Radiotherapy constitutes an excellent treatment modality for patients with solitary lymphomas. Lymphoma cells are radiosensitive and marked responses (CR or PR) are seen within hours or days of initiating such treatment. Different sources and protocols have been used in cats with lymphoma but, in general, they result in the delivery of 3–5 grey (300 to 500 rad) per fraction, for a total of 6–10 fractions (total dose of 30–50 Gy or 3000–5000 rad). As discussed previously, this approach can be used in conjunction with chemotherapy. Special situations in which radiotherapy is also beneficial include CNS lymphomas and upper airway lymphomas leading to respiratory compromise.

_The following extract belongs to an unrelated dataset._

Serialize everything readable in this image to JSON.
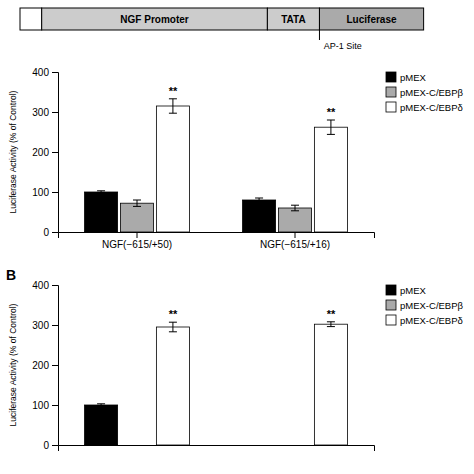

Another question that must be answered is if chemotherapy is used, which protocol should be used, and for how long should the patient be treated? This is also a question with no certain answer. Our approach is to use a standard induction chemotherapy protocol (COAP) for most cats with solitary lymphoma, following surgical excision or irradiation; after completion of the induction phase, the patients are treated with a maintenance protocol (LMP), and remission is reinduced as necessary (as in other forms of lymphoma). In our experience, the use of maintenance chemotherapy protocols alone after surgical excision of solitary lymphomas is associated with early relapse in most patients.